2. Use a milk frother
These handheld tools also known as electronic matcha frother, electronic stirrer or matcha milk frother can be used to mix matcha if you don’t have a bamboo whisk. Unlike a blender, they’re easy to pack in a travel bag. Place the ingredients in a milk frother and mix it around to obtain a lump-free and smooth texture.
3. Use a shaker and your muscles
A home protein shaker or jar can be used to mix the matcha substance, along with some strong muscles. Shake the jar heavily for about 30-60 seconds, until you get a smooth texture. This is an easy method, also easy during travel. However, a lump-free result is not always guaranteed.
How to store a matcha whisk?
Due to the natural character of the matcha whisk, the wooden bamboo structure is subject to natural wear and decline. By storing a matcha whisk correctly it ensures that the wooden structure of the chasen is kept in place. This extends its lifespan, for longer-term usage.
A matcha whisk should be stored in a matcha whisk holder (also known as “kuse naoshi”). This helps to keep the wooden structure in the same shape. Without this small tool, the wooden needles of your chasen will become straight after only using a couple of times.

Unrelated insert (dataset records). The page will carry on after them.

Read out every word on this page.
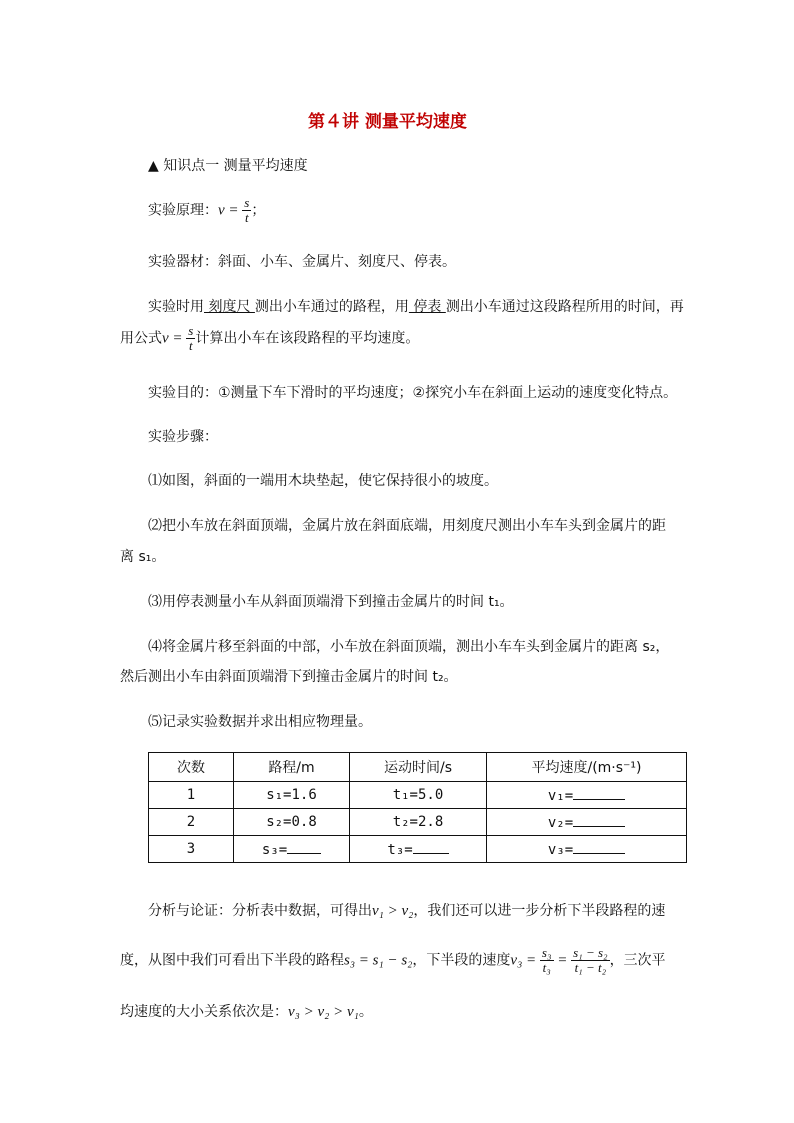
第４讲 测量平均速度
▲ 知识点一 测量平均速度
实验原理：$v = \frac{s}{t}$ ；
实验器材：斜面、小车、金属片、刻度尺、停表。
实验时用 刻度尺 测出小车通过的路程，用 停表 测出小车通过这段路程所用的时间，再
用公式$v = \frac{s}{t}$ 计算出小车在该段路程的平均速度。
实验目的：①测量下车下滑时的平均速度；②探究小车在斜面上运动的速度变化特点。
实验步骤：
⑴如图，斜面的一端用木块垫起，使它保持很小的坡度。
⑵把小车放在斜面顶端，金属片放在斜面底端，用刻度尺测出小车车头到金属片的距
离 s₁。
⑶用停表测量小车从斜面顶端滑下到撞击金属片的时间 t₁。
⑷将金属片移至斜面的中部，小车放在斜面顶端，测出小车车头到金属片的距离 s₂，
然后测出小车由斜面顶端滑下到撞击金属片的时间 t₂。
⑸记录实验数据并求出相应物理量。
次数	路程/m	运动时间/s	平均速度/(m·s⁻¹)
1	s₁=1.6	t₁=5.0	v₁=
2	s₂=0.8	t₂=2.8	v₂=
3	s₃=	t₃=	v₃=
分析与论证：分析表中数据，可得出v₁ > v₂，我们还可以进一步分析下半段路程的速
度，从图中我们可看出下半段的路程s₃ = s₁ − s₂，下半段的速度$v_3 = \frac{\text{s₃}}{\text{t₃}} = \frac{\text{s₁ − s₂}}{\text{t₁ − t₂}}$ ，三次平
均速度的大小关系依次是：v₃ > v₂ > v₁。
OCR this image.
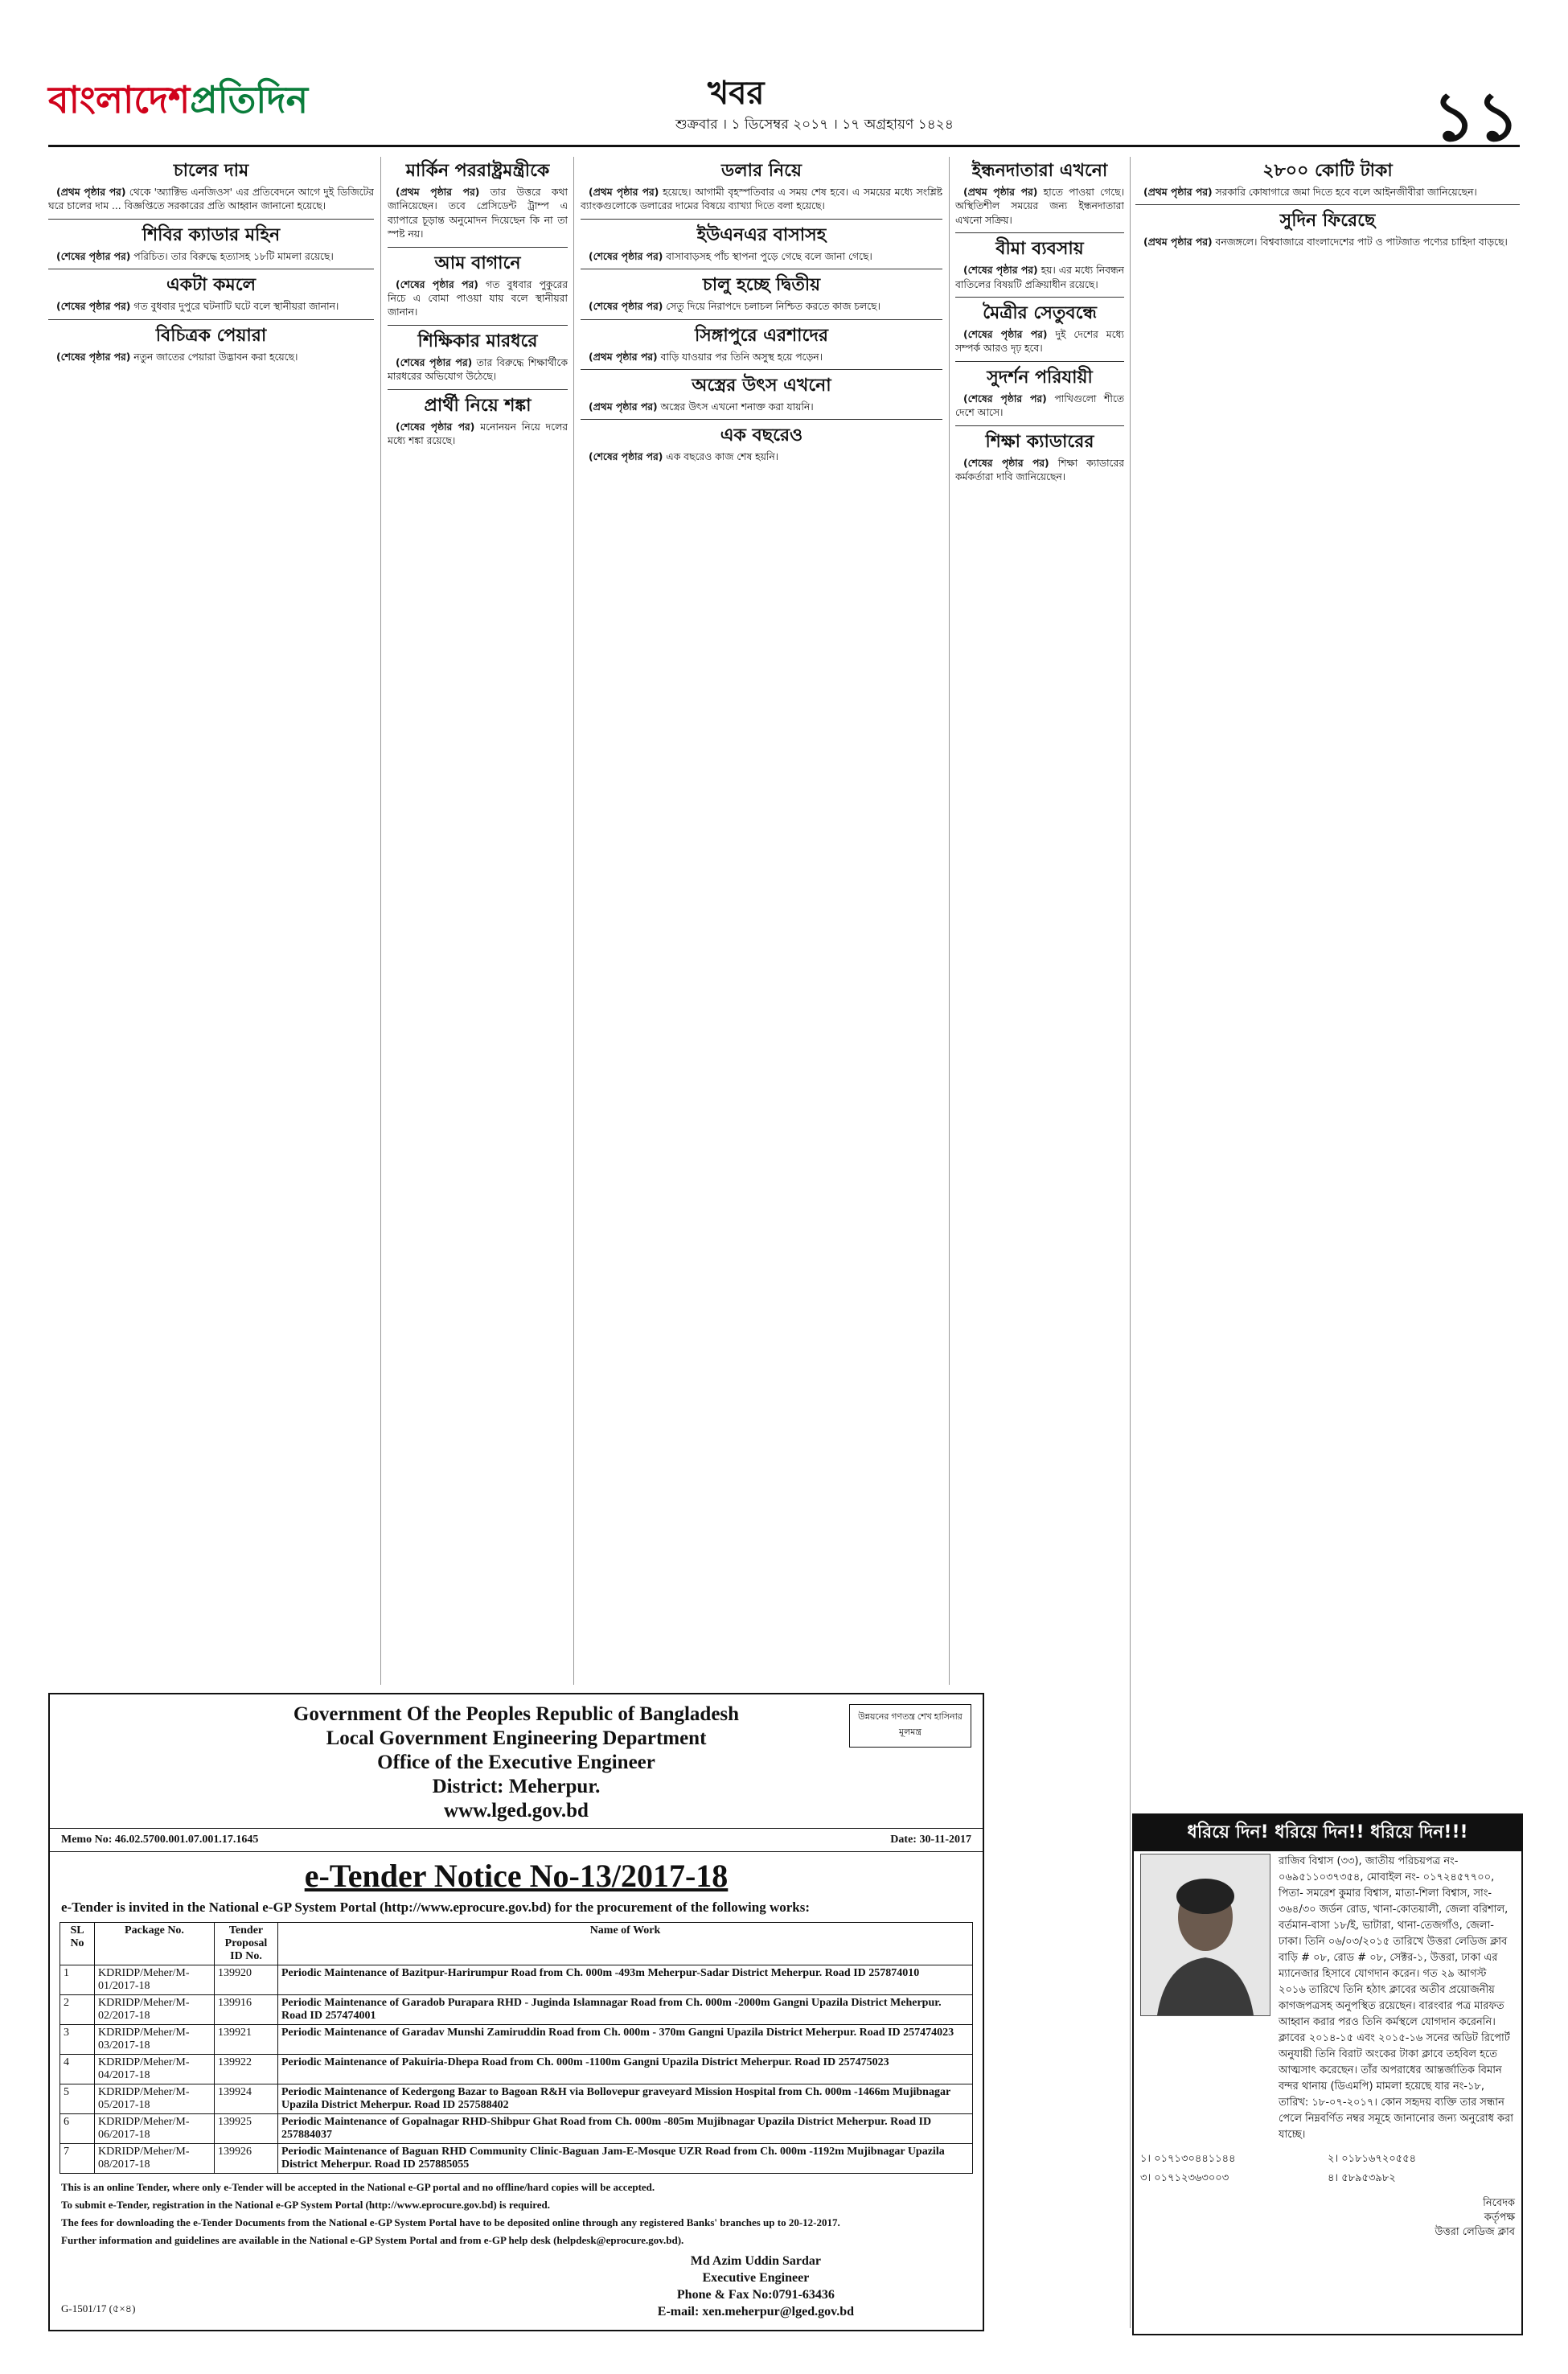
বাংলাদেশপ্রতিদিন	খবর
শুক্রবার । ১ ডিসেম্বর ২০১৭ । ১৭ অগ্রহায়ণ ১৪২৪	১১
চালের দাম

(প্রথম পৃষ্ঠার পর) থেকে 'অ্যাক্টিভ এনজিওস' এর প্রতিবেদনে আগে দুই ডিজিটের ঘরে চালের দাম ... বিজ্ঞপ্তিতে সরকারের প্রতি আহ্বান জানানো হয়েছে।

শিবির ক্যাডার মহিন

(শেষের পৃষ্ঠার পর) পরিচিত। তার বিরুদ্ধে হত্যাসহ ১৮টি মামলা রয়েছে।

একটা কমলে

(শেষের পৃষ্ঠার পর) গত বুধবার দুপুরে ঘটনাটি ঘটে বলে স্থানীয়রা জানান।

বিচিত্রক পেয়ারা

(শেষের পৃষ্ঠার পর) নতুন জাতের পেয়ারা উদ্ভাবন করা হয়েছে।

মার্কিন পররাষ্ট্রমন্ত্রীকে

(প্রথম পৃষ্ঠার পর) তার উত্তরে কথা জানিয়েছেন। তবে প্রেসিডেন্ট ট্রাম্প এ ব্যাপারে চূড়ান্ত অনুমোদন দিয়েছেন কি না তা স্পষ্ট নয়।

আম বাগানে

(শেষের পৃষ্ঠার পর) গত বুধবার পুকুরের নিচে এ বোমা পাওয়া যায় বলে স্থানীয়রা জানান।

শিক্ষিকার মারধরে

(শেষের পৃষ্ঠার পর) তার বিরুদ্ধে শিক্ষার্থীকে মারধরের অভিযোগ উঠেছে।

প্রার্থী নিয়ে শঙ্কা

(শেষের পৃষ্ঠার পর) মনোনয়ন নিয়ে দলের মধ্যে শঙ্কা রয়েছে।

ডলার নিয়ে

(প্রথম পৃষ্ঠার পর) হয়েছে। আগামী বৃহস্পতিবার এ সময় শেষ হবে। এ সময়ের মধ্যে সংশ্লিষ্ট ব্যাংকগুলোকে ডলারের দামের বিষয়ে ব্যাখ্যা দিতে বলা হয়েছে।

ইউএনএর বাসাসহ

(শেষের পৃষ্ঠার পর) বাসাবাড়সহ পাঁচ স্থাপনা পুড়ে গেছে বলে জানা গেছে।

চালু হচ্ছে দ্বিতীয়

(শেষের পৃষ্ঠার পর) সেতু দিয়ে নিরাপদে চলাচল নিশ্চিত করতে কাজ চলছে।

সিঙ্গাপুরে এরশাদের

(প্রথম পৃষ্ঠার পর) বাড়ি যাওয়ার পর তিনি অসুস্থ হয়ে পড়েন।

অস্ত্রের উৎস এখনো

(প্রথম পৃষ্ঠার পর) অস্ত্রের উৎস এখনো শনাক্ত করা যায়নি।

এক বছরেও

(শেষের পৃষ্ঠার পর) এক বছরেও কাজ শেষ হয়নি।

ইন্ধনদাতারা এখনো

(প্রথম পৃষ্ঠার পর) হাতে পাওয়া গেছে। অস্থিতিশীল সময়ের জন্য ইন্ধনদাতারা এখনো সক্রিয়।

বীমা ব্যবসায়

(শেষের পৃষ্ঠার পর) হয়। এর মধ্যে নিবন্ধন বাতিলের বিষয়টি প্রক্রিয়াধীন রয়েছে।

মৈত্রীর সেতুবন্ধে

(শেষের পৃষ্ঠার পর) দুই দেশের মধ্যে সম্পর্ক আরও দৃঢ় হবে।

সুদর্শন পরিযায়ী

(শেষের পৃষ্ঠার পর) পাখিগুলো শীতে দেশে আসে।

শিক্ষা ক্যাডারের

(শেষের পৃষ্ঠার পর) শিক্ষা ক্যাডারের কর্মকর্তারা দাবি জানিয়েছেন।

২৮০০ কোটি টাকা

(প্রথম পৃষ্ঠার পর) সরকারি কোষাগারে জমা দিতে হবে বলে আইনজীবীরা জানিয়েছেন।

সুদিন ফিরেছে

(প্রথম পৃষ্ঠার পর) বনজঙ্গলে। বিশ্ববাজারে বাংলাদেশের পাট ও পাটজাত পণ্যের চাহিদা বাড়ছে।

উন্নয়নের গণতন্ত্র শেখ হাসিনার মূলমন্ত্র
Government Of the Peoples Republic of Bangladesh
Local Government Engineering Department
Office of the Executive Engineer
District: Meherpur.
www.lged.gov.bd
Memo No: 46.02.5700.001.07.001.17.1645	Date: 30-11-2017
e-Tender Notice No-13/2017-18
e-Tender is invited in the National e-GP System Portal (http://www.eprocure.gov.bd) for the procurement of the following works:
SL No	Package No.	Tender Proposal ID No.	Name of Work
1	KDRIDP/Meher/M-01/2017-18	139920	Periodic Maintenance of Bazitpur-Harirumpur Road from Ch. 000m -493m Meherpur-Sadar District Meherpur. Road ID 257874010
2	KDRIDP/Meher/M-02/2017-18	139916	Periodic Maintenance of Garadob Purapara RHD - Juginda Islamnagar Road from Ch. 000m -2000m Gangni Upazila District Meherpur. Road ID 257474001
3	KDRIDP/Meher/M-03/2017-18	139921	Periodic Maintenance of Garadav Munshi Zamiruddin Road from Ch. 000m - 370m Gangni Upazila District Meherpur. Road ID 257474023
4	KDRIDP/Meher/M-04/2017-18	139922	Periodic Maintenance of Pakuiria-Dhepa Road from Ch. 000m -1100m Gangni Upazila District Meherpur. Road ID 257475023
5	KDRIDP/Meher/M-05/2017-18	139924	Periodic Maintenance of Kedergong Bazar to Bagoan R&H via Bollovepur graveyard Mission Hospital from Ch. 000m -1466m Mujibnagar Upazila District Meherpur. Road ID 257588402
6	KDRIDP/Meher/M-06/2017-18	139925	Periodic Maintenance of Gopalnagar RHD-Shibpur Ghat Road from Ch. 000m -805m Mujibnagar Upazila District Meherpur. Road ID 257884037
7	KDRIDP/Meher/M-08/2017-18	139926	Periodic Maintenance of Baguan RHD Community Clinic-Baguan Jam-E-Mosque UZR Road from Ch. 000m -1192m Mujibnagar Upazila District Meherpur. Road ID 257885055
This is an online Tender, where only e-Tender will be accepted in the National e-GP portal and no offline/hard copies will be accepted.
To submit e-Tender, registration in the National e-GP System Portal (http://www.eprocure.gov.bd) is required.
The fees for downloading the e-Tender Documents from the National e-GP System Portal have to be deposited online through any registered Banks' branches up to 20-12-2017.
Further information and guidelines are available in the National e-GP System Portal and from e-GP help desk (helpdesk@eprocure.gov.bd).
Md Azim Uddin Sardar
Executive Engineer
Phone & Fax No:0791-63436
E-mail: xen.meherpur@lged.gov.bd
G-1501/17 (৫×৪)
ধরিয়ে দিন! ধরিয়ে দিন!! ধরিয়ে দিন!!!
রাজিব বিশ্বাস (৩৩), জাতীয় পরিচয়পত্র নং- ০৬৯৫১১০৩৭৩৫৪, মোবাইল নং- ০১৭২৪৫৭৭০০, পিতা- সমরেশ কুমার বিশ্বাস, মাতা-শিলা বিশ্বাস, সাং- ৩৬৪/৩০ জর্ডন রোড, খানা-কোতয়ালী, জেলা বরিশাল, বর্তমান-বাসা ১৮/ই, ভাটারা, থানা-তেজগাঁও, জেলা-ঢাকা। তিনি ০৬/০৩/২০১৫ তারিখে উত্তরা লেডিজ ক্লাব বাড়ি # ০৮, রোড # ০৮, সেক্টর-১, উত্তরা, ঢাকা এর ম্যানেজার হিসাবে যোগদান করেন। গত ২৯ আগস্ট ২০১৬ তারিখে তিনি হঠাৎ ক্লাবের অতীব প্রয়োজনীয় কাগজপত্রসহ অনুপস্থিত রয়েছেন। বারংবার পত্র মারফত আহ্বান করার পরও তিনি কর্মস্থলে যোগদান করেননি। ক্লাবের ২০১৪-১৫ এবং ২০১৫-১৬ সনের অডিট রিপোর্ট অনুযায়ী তিনি বিরাট অংকের টাকা ক্লাবে তহবিল হতে আত্মসাৎ করেছেন। তাঁর অপরাধের আন্তর্জাতিক বিমান বন্দর থানায় (ডিএমপি) মামলা হয়েছে যার নং-১৮, তারিখ: ১৮-০৭-২০১৭। কোন সহৃদয় ব্যক্তি তার সন্ধান পেলে নিম্নবর্ণিত নম্বর সমূহে জানানোর জন্য অনুরোধ করা যাচ্ছে।
১। ০১৭১৩০৪৪১১৪৪	২। ০১৮১৬৭২০৫৫৪
৩। ০১৭১২৩৬৩০০৩	৪। ৫৮৯৫৩৯৮২
নিবেদক
কর্তৃপক্ষ
উত্তরা লেডিজ ক্লাব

If you don’t have a chasen holder, stand the matcha whisk on the handle, never on the strings.
How to maintain your whisk?
Want to know how long a matcha whisk lasts? Obviously this also depends on the general quality and how often you use it. However, when taken care of properly, a matcha whisk can last for a few years. Once the strings begin to break or fallout, it’s time to get a new one. Below are 5 tips for maintaining your matcha whisk and extending its lifetime:
1: Soak it in water
Soak the chasen in a bowl of hot water, for about 20 seconds, before every use. This softens its strings and helps it unfurl. You get a more “flexible” whisk, and also extend its lifetime.
2: Clean your chasen
Want to know how to clean a matcha whisk? Rinse this before and after every use with some hot water. Avoid using a dishwasher – these can damage your chasen. Gently use your fingers to remove excessive matcha that might be trapped in the prongs. You don’t need to use soap – bamboo wood is porous and will absorb the soapy odour, which you definitely want to avoid!
3. Careful whisk technique
OK, now you’re whisking firmly and creating that beautiful creamy foam. That’s when you should avoid touching the wand of the bowl too hard or putting too much pressure on the whisk. A slight pressure is all you need to create foam, mix the matcha, and prevent damage to your whisk.
4. Dry your chasen
Once you’ve cleaned your chasen, dry it to protect from humidity and mould. You don’t need to dry with a cloth – this can ruin its shape. Just lightly shake the chasen to remove the excess water. Then you can place your matcha whisk on its whisk holder.
5. Store your chasen
Let’s look at how to store a matcha whisk. Definitely not in a plastic container – this traps humidity inside. Put it on the whisk holder, it’s as simple as that.
How is the matcha bamboo whisk made?
During the production process of a matcha whisk, each piece is carefully crafted by hand from a piece of bamboo. The bamboo’s inner flesh is removed to make a hollow tube. Then the craftsperson uses a knife to split the upper part into different spikes. The sides are then scraped down to be as thin as paper and cut into different parts or prongs. Eventually, the endings are curled into that very recognisable shape of the matcha whisk.
This manual and precise process is still used today in Japan. of course, there are companies manufacturing whisks at huge scale. However, these are usually produced at a lower quality.